Of those two, Gentry was a past points champion in the class, while Smith has won the Crate Late Models points championship before. Neither are within 70 points of current points leader Jake Herrell, though.
For Gentry, the reason for falling back has been a combination of not being around at the track as often and not running up front as much as he did as a points champion.
“We hadn’t been racing like we (were),” Gentry said. “My kids are playing a lot of ball. We’ve been softballing.”
Although Herrell leads the class with 186 points — 52 points better than Rucker Orr — there have only been two multiple winners since the season-opening race May 5. Orr has won three races at Dixie, while Mark Bunch has won twice.
“We hadn’t been running (well) this year,” reigning Limited Late Models points champion Michael Brewer said. “We’re trying to get the kinks worked out in the car. The competition is real tough this year. Everyone’s real competitive. We haven’t had too many repeat winners. It’s not the same guy every week.”

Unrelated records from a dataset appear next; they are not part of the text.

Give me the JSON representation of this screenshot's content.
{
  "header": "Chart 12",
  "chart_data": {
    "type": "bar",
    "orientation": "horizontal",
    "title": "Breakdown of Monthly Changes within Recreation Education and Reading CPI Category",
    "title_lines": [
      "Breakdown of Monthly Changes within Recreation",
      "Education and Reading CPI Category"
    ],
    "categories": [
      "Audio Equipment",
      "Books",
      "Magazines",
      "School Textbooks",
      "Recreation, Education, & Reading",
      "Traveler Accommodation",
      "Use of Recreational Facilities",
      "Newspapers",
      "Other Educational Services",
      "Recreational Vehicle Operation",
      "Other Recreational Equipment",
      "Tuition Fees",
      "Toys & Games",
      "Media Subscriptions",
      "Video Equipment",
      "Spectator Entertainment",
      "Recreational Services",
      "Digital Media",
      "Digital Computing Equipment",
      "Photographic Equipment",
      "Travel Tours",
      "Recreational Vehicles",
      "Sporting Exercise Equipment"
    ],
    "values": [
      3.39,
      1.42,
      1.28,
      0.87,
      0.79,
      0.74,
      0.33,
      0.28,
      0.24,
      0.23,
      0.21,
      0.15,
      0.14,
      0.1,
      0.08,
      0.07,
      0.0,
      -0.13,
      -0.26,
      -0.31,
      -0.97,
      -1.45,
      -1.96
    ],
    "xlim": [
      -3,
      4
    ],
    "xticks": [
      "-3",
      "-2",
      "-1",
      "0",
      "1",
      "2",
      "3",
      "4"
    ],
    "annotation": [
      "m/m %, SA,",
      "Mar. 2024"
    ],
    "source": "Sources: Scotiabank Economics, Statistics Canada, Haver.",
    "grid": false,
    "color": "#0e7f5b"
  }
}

One of Orr’s three wins came last week when he beat out Gentry, Herrell, Brewer and Bunch. For Orr, this is his 12th year in dirt track racing, though it’s his first year running at Dixie Speedway full-time.
All the same, he has had good deal of success in the track in just his first season.
“Lady luck has played a major role,” Orr said. “We seem to draw some good starting positions. … My car is working real good right now. We’ve got some real good horsepower to the ground. Everything is kind of falling together right now.”
Still, Orr would like to make up the difference between himself and Herrell by the end of the season. A win Saturday would certainly help his cause.
“Jake’s real good,” Orr said. “Nothing against the guy — he’s a good race car driver. I believe that I can give him a run for his money, no doubt. I’m not blowing my own horn, but I think we are one of the top contenders to be dealt with in this class. I have DNFs that hurt my points a lot. I think Jake has 40 to 50 points over me right now, but this points battle won’t be over until October, so there are still plenty of races to go.”
Among other potential reasons for falling behind, Brewer and Gentry both said they have had difficulty making adjustments to what they each described as a slicker track than in years past.
“It’s been a lot slicker than in years past,” Gentry said. “I don’t really know why. I don’t know if (Dixie president Mickey Swims) is putting something on the track, or if it’s just so hot. I feel like he’s doing something to keep the dust down, and it’s just slicker. Therefore, there’s not as much traction, so you have to change things to where you can get some traction.
“We’re still working right now, and just hadn’t had as much time to devote to racing as I had at one time. Somewhere along the way, we’ll get back on track and make it all happen.”
Orr believes getting to the front is less about making adjustments to the car than it is about making changes to his driving style.
“Dixie’s racetrack is known to throw you a curveball every week,” he said. “It keeps you on your toes. You have to adjust to it as the night goes on. … Normally, it gets real slick. It’s a very hard surface, kind of like black ice. It’s hard to find traction, and that’s when you have to change your driving style dramatically.
“You have to finesse the gas pedal. You just have to be so smooth on the gas pedal and finesse it so much to get it going. You can’t get it in the corner, stomp the brake, then mash the gas wide open. That type of racing is a thing of the past. Nowadays, when the racetrack gets slick, you have to drive it more like an asphalt car.”
On top of staying out of accidents and adjusting to changing track conditions, the series itself is different from the elite Super Late Models in that there is no change to qualifying.
Instead of having a wheel to invert the field, the Limited Late Models handle qualifying with two heat races, splitting the field in half. The first heat race decides the inside line on the double-file rolling start, while the second heat race decides the outside line. Unlike the Super Late Models, which invert the field after qualifying, the two cars that finish first and second the week before are moved to the back of their respective heat races and start where they qualify in the heat race.
For example, if a driver finishes third in the first heat race, then that driver would start on the inside of the third row — or fifth in the field.
Brewer, who has qualified mostly between third and fifth this season, can attest to the fact that starting up front lends itself to better results.
“Usually, if you start up front, you’re more likely to finish up front unless you have car trouble,” he said.